« Dans les villages, la pression sociale est un handicap pour la violence entre les sexes. » Sous cette prémisse, Sept voix expertes invitées Ce vendredi à la population de Moraleja del Vino pour mettre des lunettes violettes et Concentrez le problème de la violence entre les sexes dans les zones rurales.
Le conseiller de la culture, Rebeca Martínez Ariasétait chargé de présenter le premier jour de « violence contre les femmes », un fléau qui « nécessite une sensibilisation et une formation » et dans laquelle il reconnaît, « il y a encore beaucoup à apprendre ».
Le premier, et pas moins, l'accent fait référence au déni de violence qui, ce n'est qu'en 2024, ce n'est qu'en 2024 par un rebond de 32,6% avec un total de 248 victimes à suivre dans la province de Zamora. En ce sens, Le directeur de l'opinion – El Correo de Zamora Et le modérateur de ce jour, Begoña Galache Fonseca, parlait haut et clair pour s'assurer que « Pour nier que cette violence existe signifie placer des pierres sur la voie d'une égalité réelle et efficace ».
Des chiffres, mais surtout l'analyse et la réflexion ont été les axes d'un tableau composé de Mila Ruedapsychologue et président de la Zamora Association contre la violence (Azavi); María Calvopsychologue et directeur du projet Azavi; Marisa Manso PérezChef de l'unité de violence de la sous-élégation gouvernementale à Zamora; Isabel Álvarez PérezMembre de la garde civile de l'équipe de Viogen Zamora; Olga Coria contreavocat sur le changement de violence de genre; Sara Fernández DomínguezDirecteur territorial des services sociaux de Zamora, et Mouse AmarantaVice-président et adjoint de l'égalité et de l'entrepreneuriat du Diputación de Zamora.

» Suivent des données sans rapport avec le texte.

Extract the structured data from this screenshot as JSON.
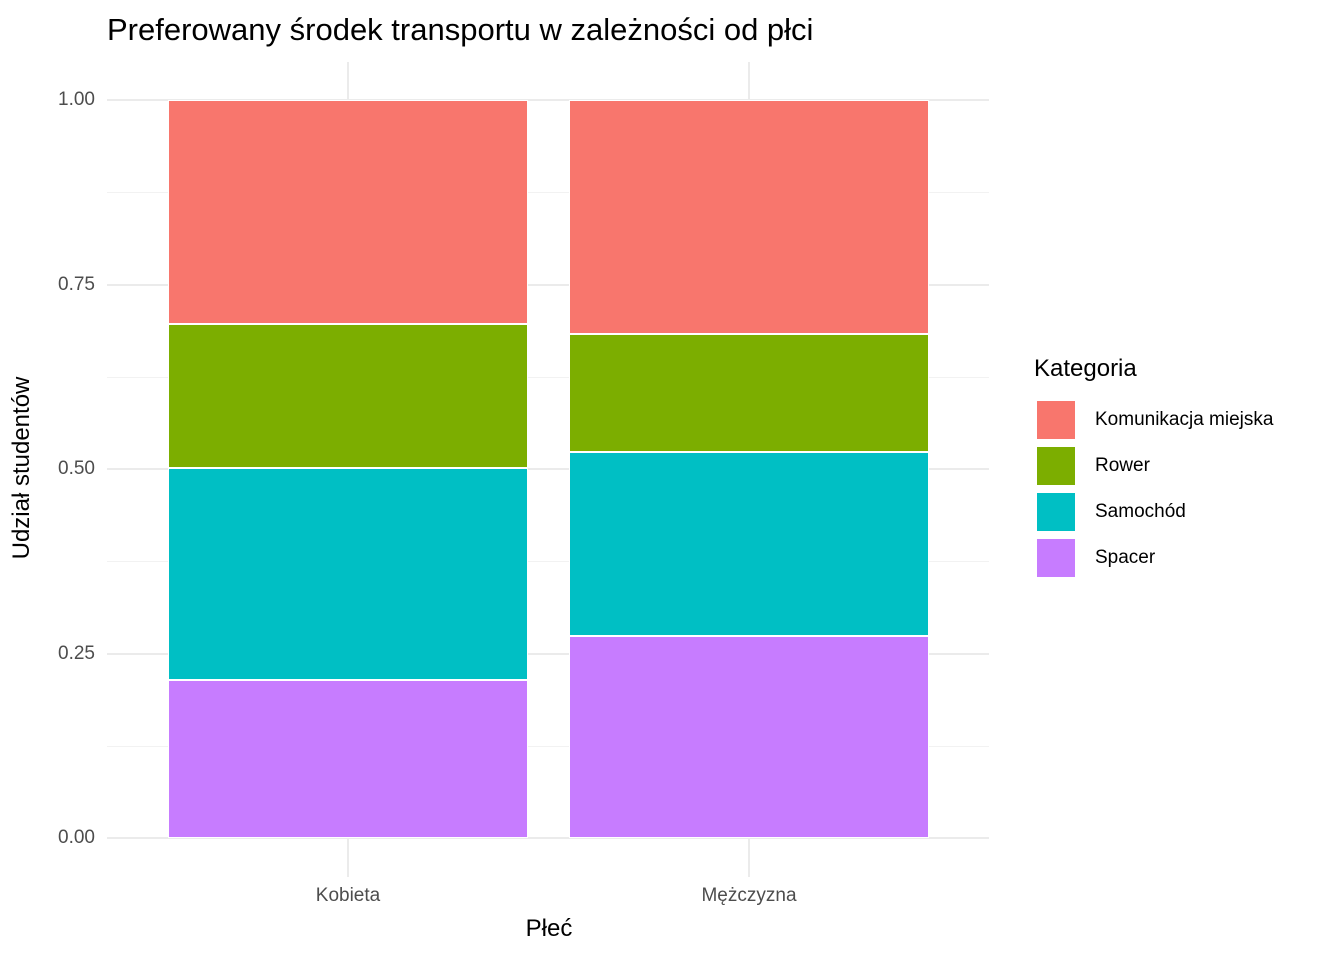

De gauche à droite, Mila Rueda, María Calvo, Marisa Manso, Isabel Álvarezm, Olga Coria, Sara Fernández et Amaranta Mouse. / José Luis Fernández
L'avocat a reconnu le travail d'empathie nécessaire et constant qui commence depuis que la victime arrive au poste de police jusqu'à ce que le procès soit résolu, une période pendant laquelle qui persiste La « vraie peur » de « ne pas les créer puisque (leur agresseur) est finalement acquitté ». Les travaux d'accompagnement sont un engagement partagé et nécessaire au moment de la plus grande vulnérabilité de la victime.
Bien qu'il n'y ait pas de profil, de victime ou d'agresseur, comme le réitère Marisa Manso, une plus grande tendance à « explicite » la violence sous forme de violence physique et de vexations qui se produit, en particulier chez les femmes de plus de 60 ans, résidant dans les villages peut être vérifiée. Isabel Álvarez ajoute de son expérience dans l'équipe de Viogén qui « Le temps de séjour dans l'environnement rural est directement proportionnel au sentiment de dépendance » par la victime, avec la difficulté supplémentaire qui implique de « faire la mesure » pour dénoncer.
« Verbaliser et ne pas se taire » suppose, selon les mots du président de la Zamora Association contre la violence (Azavi), une double lutte personnelle et sociale qui commence l'équipement institutionnel et bénévole. Des outils tels que les thérapies individuelles et, surtout, le groupe Azavi qui permettent une « rétroaction saine et efficace » ou comme les projets promus par le Diputación de Zamora (sept au total en 2025), y compris Le point violet virtuel qui offre des informations personnalisées en fonction de la gravité de l'affaire et d'une équipe des travailleurs sociaux.
Ou comme les ressources que la Junta de Castilla Y León a à la fois dans la prévention, l'assistance et l'assistance du travail. En ce sens, Sara Fernández, se souvenait du Projet de soins globaux aux victimes de la violence entre les sexes à Castilla Y León qui caractérise Nouvelles formes d'agression comme le numérique et technologique, le vicaire ou le deuxième ordre.